Cardio vs. Strength Training

When it comes to working out and beginning your journey to achieving your fitness goals, it can be challenging and overwhelming to decide on the most effective fitness plan. One question in the minds of many is, what are the pros and cons of cardio vs strength training, and which one is best to achieve my fitness goals?
What is Cardio Exercise?
Cardio (short for Cardiovascular) exercise is an activity that increases your heart and gets you breathing a little harder. Cardio can be low-intensity, like just taking a walk down the block, and can also include high-intensity workouts like running. The greater the intensity, the more calories you will burn. Cardio is basically a mixture of burning fat and also cardiovascular activity that improves overall health of the heart and increases blood flow. Decreased blood pressure also improves your memory skills and thinking ability, promoting an overall improvement in productivity. It is also said to have positive effects on the brain such as the reduction of anxiety and stress.
Cardio exercise is most often the go-to exercise for beginners as it is easy to do and has little to no side effects. It is a complete package and can be beneficial for a wide group of people who are looking to adopt a healthy lifestyle without putting in much effort.
Strength training
“Strength training is a type of physical exercise specializing in the use of resistance to induce muscular contraction which builds strength, anaerobic endurance, and size of skeletal muscles.It is focused on burning fat and building muscle to provide you with strength against injuries.While cardio exercise is a good way to burn fat at a rapid speed, strength training can actually help strengthen your body at the same time while providing you with the cardiovascular benefits as well. Strength training builds muscle and can not only prevent bone damage but can also help the body in generating new ones. It targets those parts of the body that are most prone to fractures such as your hips, ankles, spine and wrists. It puts focus on your body’s balance and power which in turn helps you prevent likely falls and trips.

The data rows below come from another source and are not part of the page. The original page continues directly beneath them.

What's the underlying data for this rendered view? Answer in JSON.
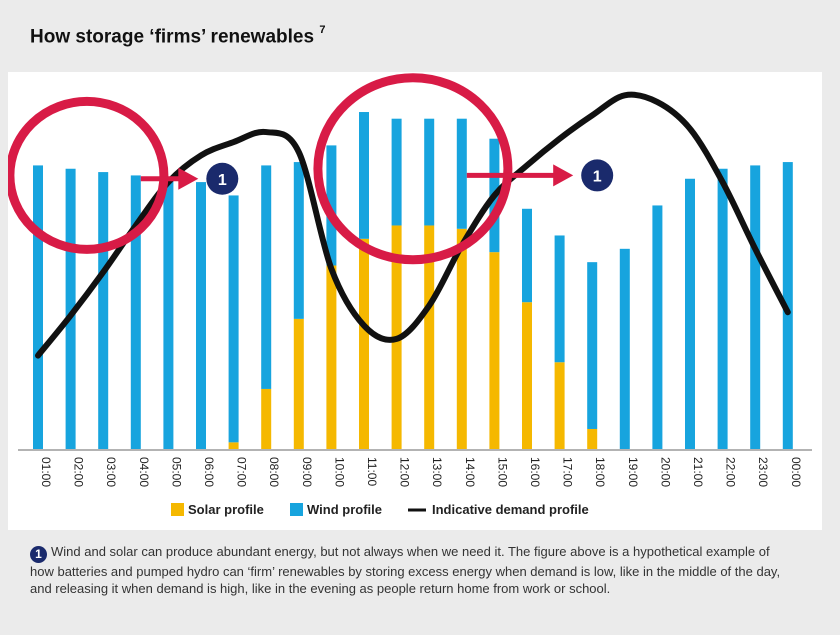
{
  "title": "How storage ‘firms’ renewables",
  "title_sup": "7",
  "chart_data": {
    "type": "bar",
    "categories": [
      "01:00",
      "02:00",
      "03:00",
      "04:00",
      "05:00",
      "06:00",
      "07:00",
      "08:00",
      "09:00",
      "10:00",
      "11:00",
      "12:00",
      "13:00",
      "14:00",
      "15:00",
      "16:00",
      "17:00",
      "18:00",
      "19:00",
      "20:00",
      "21:00",
      "22:00",
      "23:00",
      "00:00"
    ],
    "stacked": true,
    "series": [
      {
        "name": "Solar profile",
        "color": "#f5b800",
        "values": [
          0,
          0,
          0,
          0,
          0,
          0,
          2,
          18,
          39,
          55,
          63,
          67,
          67,
          66,
          59,
          44,
          26,
          6,
          0,
          0,
          0,
          0,
          0,
          0
        ]
      },
      {
        "name": "Wind profile",
        "color": "#17a4de",
        "values": [
          85,
          84,
          83,
          82,
          81,
          80,
          74,
          67,
          47,
          36,
          38,
          32,
          32,
          33,
          34,
          28,
          38,
          50,
          60,
          73,
          81,
          84,
          85,
          86
        ]
      }
    ],
    "line": {
      "name": "Indicative demand profile",
      "color": "#111111",
      "values": [
        28,
        40,
        53,
        67,
        80,
        88,
        92,
        95,
        89,
        54,
        37,
        33,
        43,
        61,
        76,
        85,
        93,
        100,
        106,
        104,
        96,
        80,
        60,
        41
      ]
    },
    "ylim": [
      0,
      110
    ],
    "legend_position": "bottom",
    "annotations": {
      "circles": [
        {
          "center_x": "02:30",
          "level": 82
        },
        {
          "center_x": "12:30",
          "level": 84
        }
      ],
      "arrows": [
        {
          "from": "04:00",
          "to": "06:30",
          "level": 81,
          "badge": "1"
        },
        {
          "from": "14:00",
          "to": "18:00",
          "level": 82,
          "badge": "1"
        }
      ]
    },
    "colors": {
      "circle": "#d81b46",
      "badge": "#1a2a6c"
    }
  },
  "footnote": {
    "badge": "1",
    "text": "Wind and solar can produce abundant energy, but not always when we need it. The figure above is a hypothetical example of how batteries and pumped hydro can ‘firm’ renewables by storing excess energy when demand is low, like in the middle of the day, and releasing it when demand is high, like in the evening as people return home from work or school."
  }
}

It is no secret that both types of training have their respective benefits. This is why, in order for you to benefit from all of them at the same time, it is important to design a workout plan that includes both. Strength training is recommended at least 2-3 times a week. While shedding fat is important, it is also important to build muscle in order to achieve a lean body instead of just flappy skin where the fat used to be. Both styles are beneficial for a healthy lifestyle; make sure you include them both in your workout plan.